En los 60, durante los rituales de los hippies del Festival de Woodstock se declaró sin discursos la caducidad de las antiguas costumbres celebratorias de la armonía universal. Durante tres días de amor y paz, sin discursos, los hippies fundaron una nación arquetípica que se implantó ritualmente cerrando varios siglos de violencia beligerante. Ellos demostraron que el “Gran Juego” dejaba de ser laberíntico y se abría ante el mundo fundacionalmente: lo asumimos, lo practicamos y lo celebramos. Sabíamos que estamos en un momento crítico de la historia de la Tierra, y es en tal tiempo que la humanidad debe elegir su futuro.

A medida que nuestro planeta se vuelve más y más frágil e interdependiente, el futuro se configura al mismo tiempo como un enorme peligro, o como una inmensa promesa. Apostemos a esto último, en el contexto inequívocamente americano. En este continente, donde el poeta José Martí proclamó: “El hombre es el Universo unificado. El Universo es el hombre verificado”.

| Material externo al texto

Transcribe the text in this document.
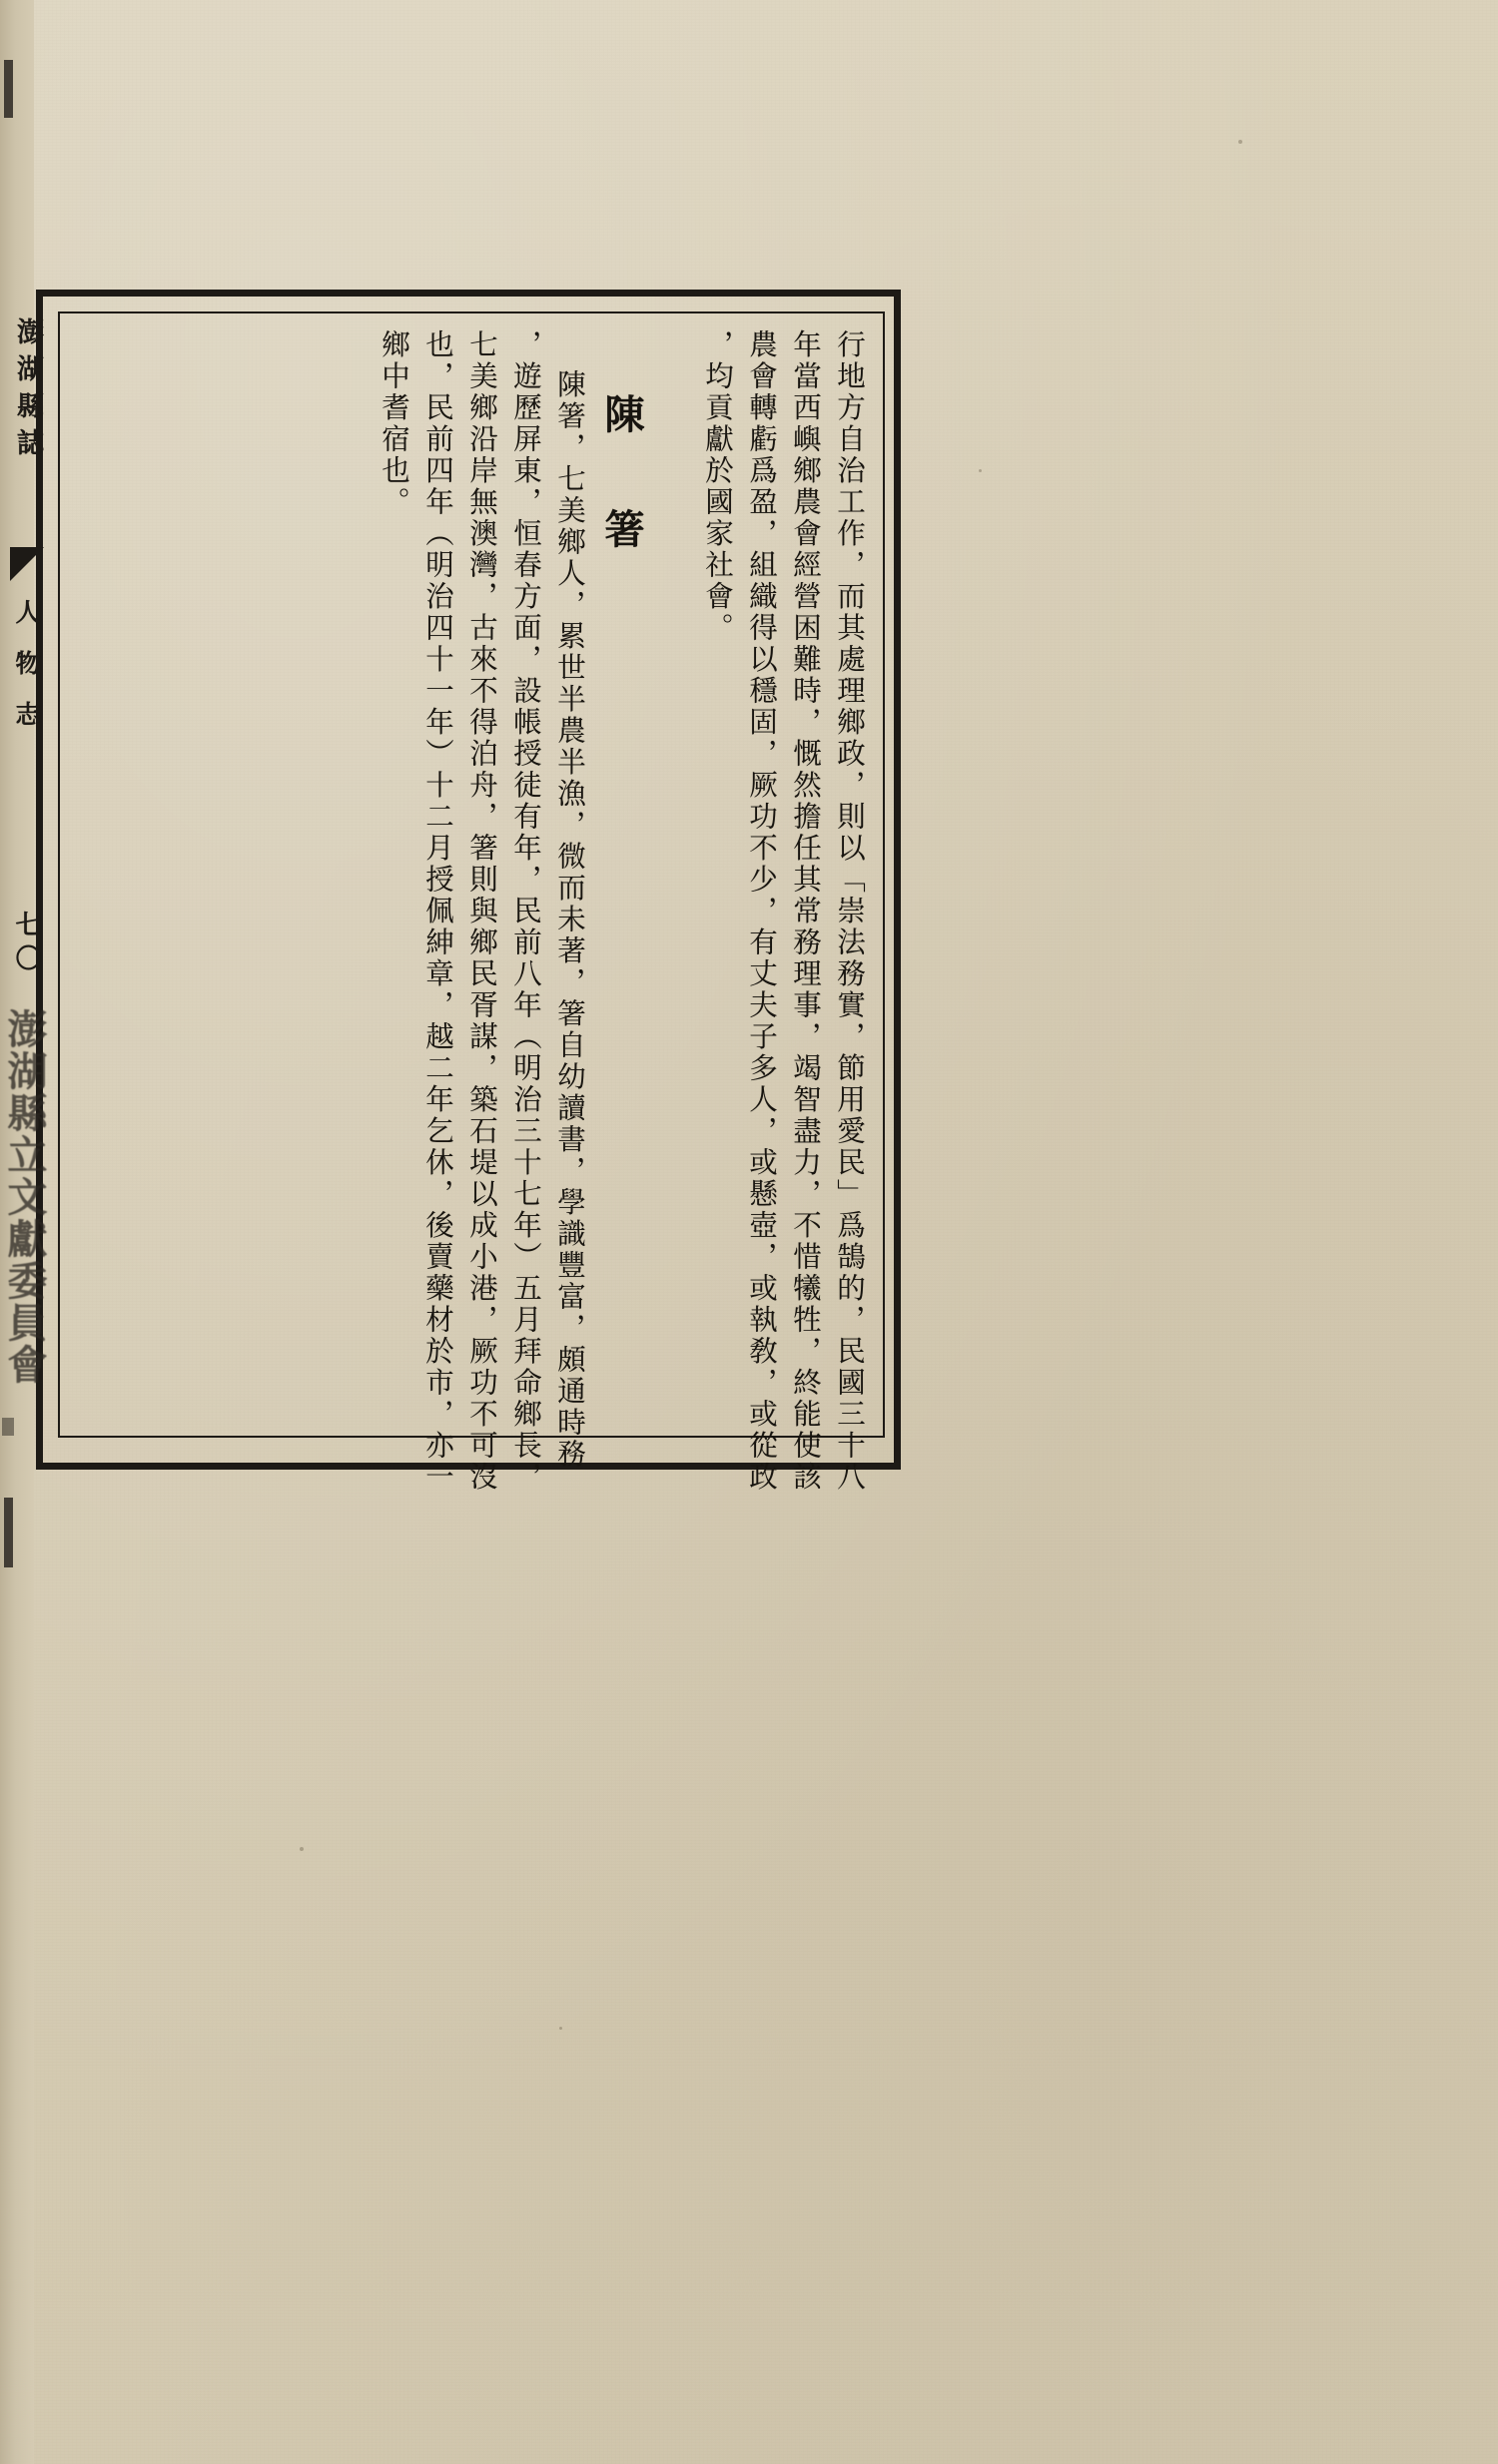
澎湖縣誌
人物志
七〇
澎湖縣立文獻委員會	行地方自治工作，而其處理鄉政，則以「崇法務實，節用愛民」爲鵠的，民國三十八
年當西嶼鄉農會經營困難時，慨然擔任其常務理事，竭智盡力，不惜犧牲，終能使該
農會轉虧爲盈，組織得以穩固，厥功不少，有丈夫子多人，或懸壺，或執敎，或從政
，均貢獻於國家社會。
陳 箸
陳箸，七美鄉人，累世半農半漁，微而未著，箸自幼讀書，學識豐富，頗通時務
，遊歷屏東，恒春方面，設帳授徒有年，民前八年（明治三十七年）五月拜命鄉長，
七美鄉沿岸無澳灣，古來不得泊舟，箸則與鄉民胥謀，築石堤以成小港，厥功不可沒
也，民前四年（明治四十一年）十二月授佩紳章，越二年乞休，後賣藥材於市，亦一
鄉中耆宿也。
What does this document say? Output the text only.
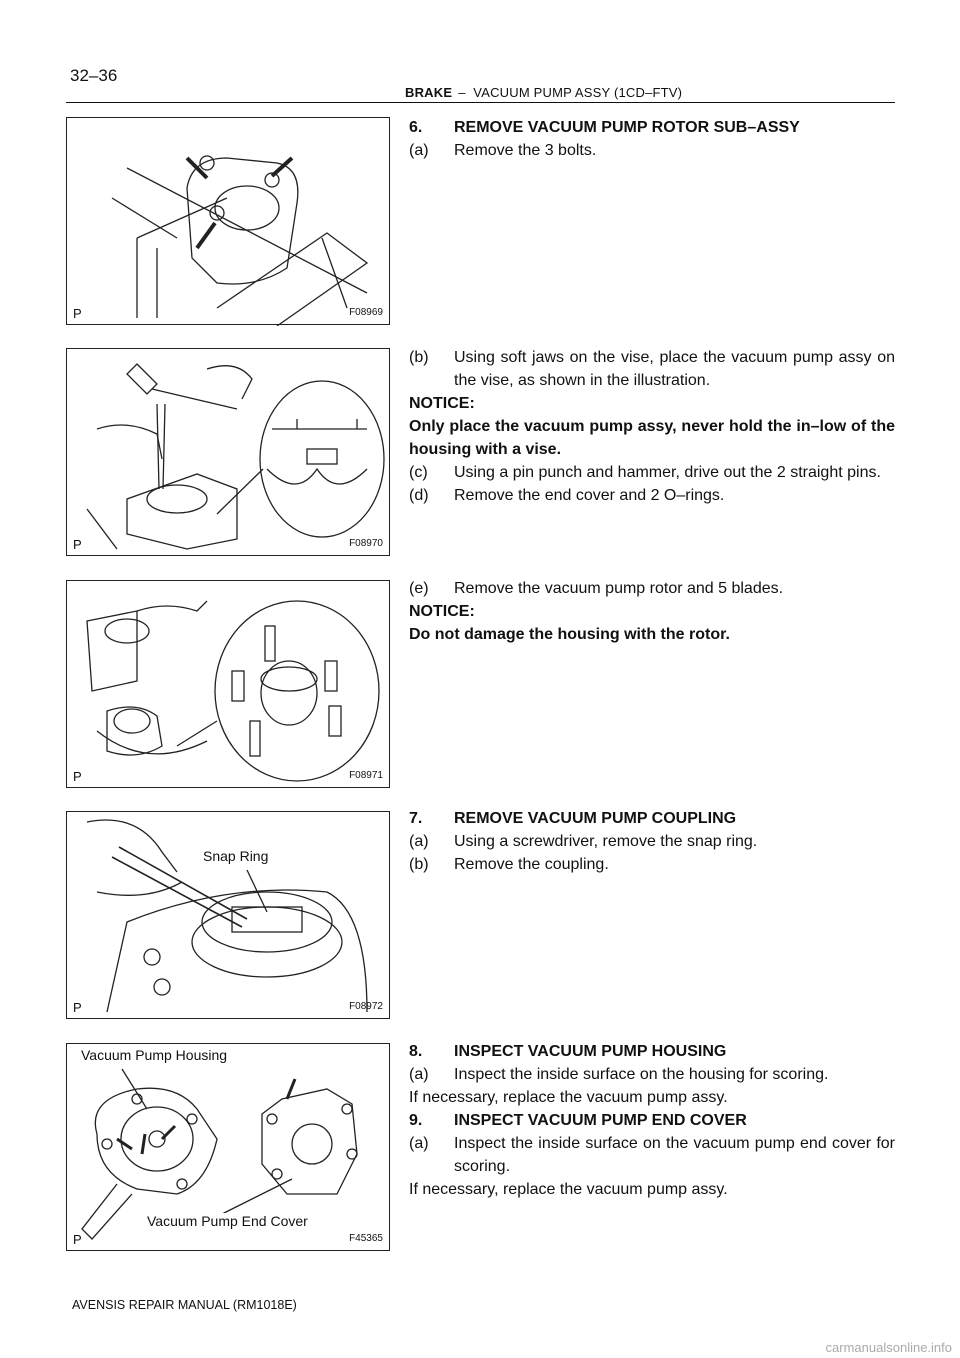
32–36
BRAKE – VACUUM PUMP ASSY (1CD–FTV)
P	F08969
P	F08970
P	F08971
Snap Ring
P	F08972
Vacuum Pump Housing
Vacuum Pump End Cover
P	F45365
6.	REMOVE VACUUM PUMP ROTOR SUB–ASSY
(a)	Remove the 3 bolts.
(b)	Using soft jaws on the vise, place the vacuum pump assy on the vise, as shown in the illustration.
NOTICE:
Only place the vacuum pump assy, never hold the in–low of the housing with a vise.
(c)	Using a pin punch and hammer, drive out the 2 straight pins.
(d)	Remove the end cover and 2 O–rings.
(e)	Remove the vacuum pump rotor and 5 blades.
NOTICE:
Do not damage the housing with the rotor.
7.	REMOVE VACUUM PUMP COUPLING
(a)	Using a screwdriver, remove the snap ring.
(b)	Remove the coupling.
8.	INSPECT VACUUM PUMP HOUSING
(a)	Inspect the inside surface on the housing for scoring.
If necessary, replace the vacuum pump assy.
9.	INSPECT VACUUM PUMP END COVER
(a)	Inspect the inside surface on the vacuum pump end cover for scoring.
If necessary, replace the vacuum pump assy.
AVENSIS REPAIR MANUAL (RM1018E)
carmanualsonline.info
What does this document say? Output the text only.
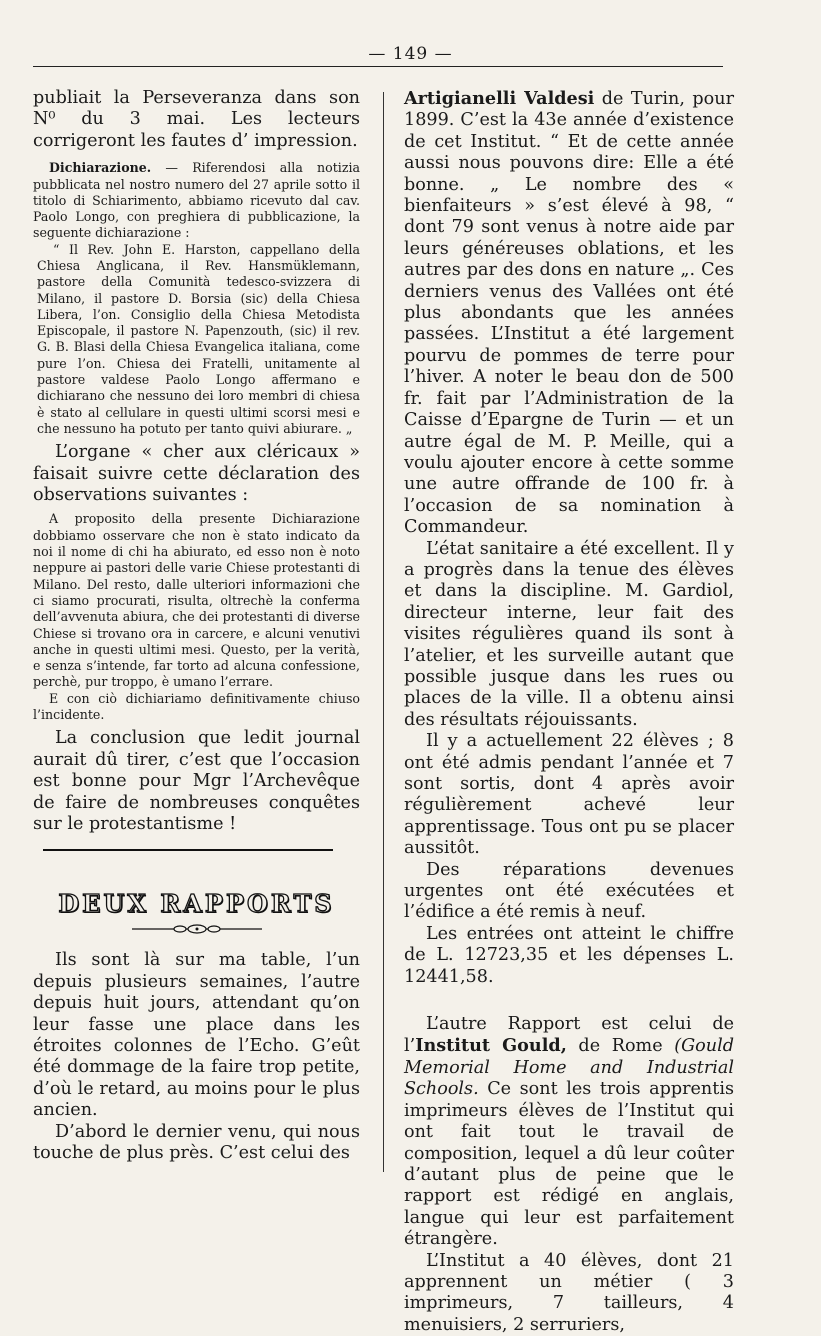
— 149 —

publiait la Perseveranza dans son N⁰ du 3 mai. Les lecteurs corrigeront les fautes d’ impression.

Dichiarazione. — Riferendosi alla notizia pubblicata nel nostro numero del 27 aprile sotto il titolo di Schiarimento, abbiamo ricevuto dal cav. Paolo Longo, con preghiera di pubblicazione, la seguente dichiarazione :

“ Il Rev. John E. Harston, cappellano della Chiesa Anglicana, il Rev. Hansmüklemann, pastore della Comunità tedesco-svizzera di Milano, il pastore D. Borsia (sic) della Chiesa Libera, l’on. Consiglio della Chiesa Metodista Episcopale, il pastore N. Papenzouth, (sic) il rev. G. B. Blasi della Chiesa Evangelica italiana, come pure l’on. Chiesa dei Fratelli, unitamente al pastore valdese Paolo Longo affermano e dichiarano che nessuno dei loro membri di chiesa è stato al cellulare in questi ultimi scorsi mesi e che nessuno ha potuto per tanto quivi abiurare. „

L’organe « cher aux cléricaux » faisait suivre cette déclaration des observations suivantes :

A proposito della presente Dichiarazione dobbiamo osservare che non è stato indicato da noi il nome di chi ha abiurato, ed esso non è noto neppure ai pastori delle varie Chiese protestanti di Milano. Del resto, dalle ulteriori informazioni che ci siamo procurati, risulta, oltrechè la conferma dell’avvenuta abiura, che dei protestanti di diverse Chiese si trovano ora in carcere, e alcuni venutivi anche in questi ultimi mesi. Questo, per la verità, e senza s’intende, far torto ad alcuna confessione, perchè, pur troppo, è umano l’errare.

E con ciò dichiariamo definitivamente chiuso l’incidente.

La conclusion que ledit journal aurait dû tirer, c’est que l’occasion est bonne pour Mgr l’Archevêque de faire de nombreuses conquêtes sur le protestantisme !

DEUX RAPPORTS

Ils sont là sur ma table, l’un depuis plusieurs semaines, l’autre depuis huit jours, attendant qu’on leur fasse une place dans les étroites colonnes de l’Echo. G’eût été dommage de la faire trop petite, d’où le retard, au moins pour le plus ancien.

D’abord le dernier venu, qui nous touche de plus près. C’est celui des

Artigianelli Valdesi de Turin, pour 1899. C’est la 43e année d’existence de cet Institut. “ Et de cette année aussi nous pouvons dire: Elle a été bonne. „ Le nombre des « bienfaiteurs » s’est élevé à 98, “ dont 79 sont venus à notre aide par leurs généreuses oblations, et les autres par des dons en nature „. Ces derniers venus des Vallées ont été plus abondants que les années passées. L’Institut a été largement pourvu de pommes de terre pour l’hiver. A noter le beau don de 500 fr. fait par l’Administration de la Caisse d’Epargne de Turin — et un autre égal de M. P. Meille, qui a voulu ajouter encore à cette somme une autre offrande de 100 fr. à l’occasion de sa nomination à Commandeur.

L’état sanitaire a été excellent. Il y a progrès dans la tenue des élèves et dans la discipline. M. Gardiol, directeur interne, leur fait des visites régulières quand ils sont à l’atelier, et les surveille autant que possible jusque dans les rues ou places de la ville. Il a obtenu ainsi des résultats réjouissants.

Il y a actuellement 22 élèves ; 8 ont été admis pendant l’année et 7 sont sortis, dont 4 après avoir régulièrement achevé leur apprentissage. Tous ont pu se placer aussitôt.

Des réparations devenues urgentes ont été exécutées et l’édifice a été remis à neuf.

Les entrées ont atteint le chiffre de L. 12723,35 et les dépenses L. 12441,58.

L’autre Rapport est celui de l’Institut Gould, de Rome (Gould Memorial Home and Industrial Schools. Ce sont les trois apprentis imprimeurs élèves de l’Institut qui ont fait tout le travail de composition, lequel a dû leur coûter d’autant plus de peine que le rapport est rédigé en anglais, langue qui leur est parfaitement étrangère.

L’Institut a 40 élèves, dont 21 apprennent un métier ( 3 imprimeurs, 7 tailleurs, 4 menuisiers, 2 serruriers,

Los sesenta representaron a la juventud mundial como la avanzada del futuro en el presente. En todas partes brotaba como una contracultura contagiosa, irresistible. La guerra de Vietnam en territorio asiático (a la par de la guerra de Corea) fue el paroxismo de las pesadillas imperiales de la especie humana, iniciada por la tragedia entre Abel y Caín. Hacer el amor en vez de hacer la guerra ha sido el trajinar de generaciones y generaciones de gente contaminada por el afán de conquista por las buenas o por las malas, con la espiritualidad como energía nutritiva de nuestra especie, dentro de una tradición profética, corriendo a la par de titulares trágicos y desesperantes. Mientras, se incubaba una crisis ecológica planetaria sin precedentes, que ahora se presenta como realidad apabullante.

La humanidad está en vías de reformulación radical. Se vuelve perentorio recordar que la diferencia entre religión y espiritualidad es una forma inequívoca de veneración ritual y de afirmación del “Gran Ser” en medio de las torpezas ideológicas de los hombres, como una organización que sostiene los valores supremos y el espíritu.

La espiritualidad, contenida por los protagonistas del fervor de los sesenta, se expande sin cesar, invisible e irresistible. Nuestra tarea como seres humanos es ser parte del gran himno de alabanza que es la existencia. Esto se llama pensamiento cosmológico. Pues cuando se participa del misterio sagrado, se descubre qué significa ser plenamente humanos.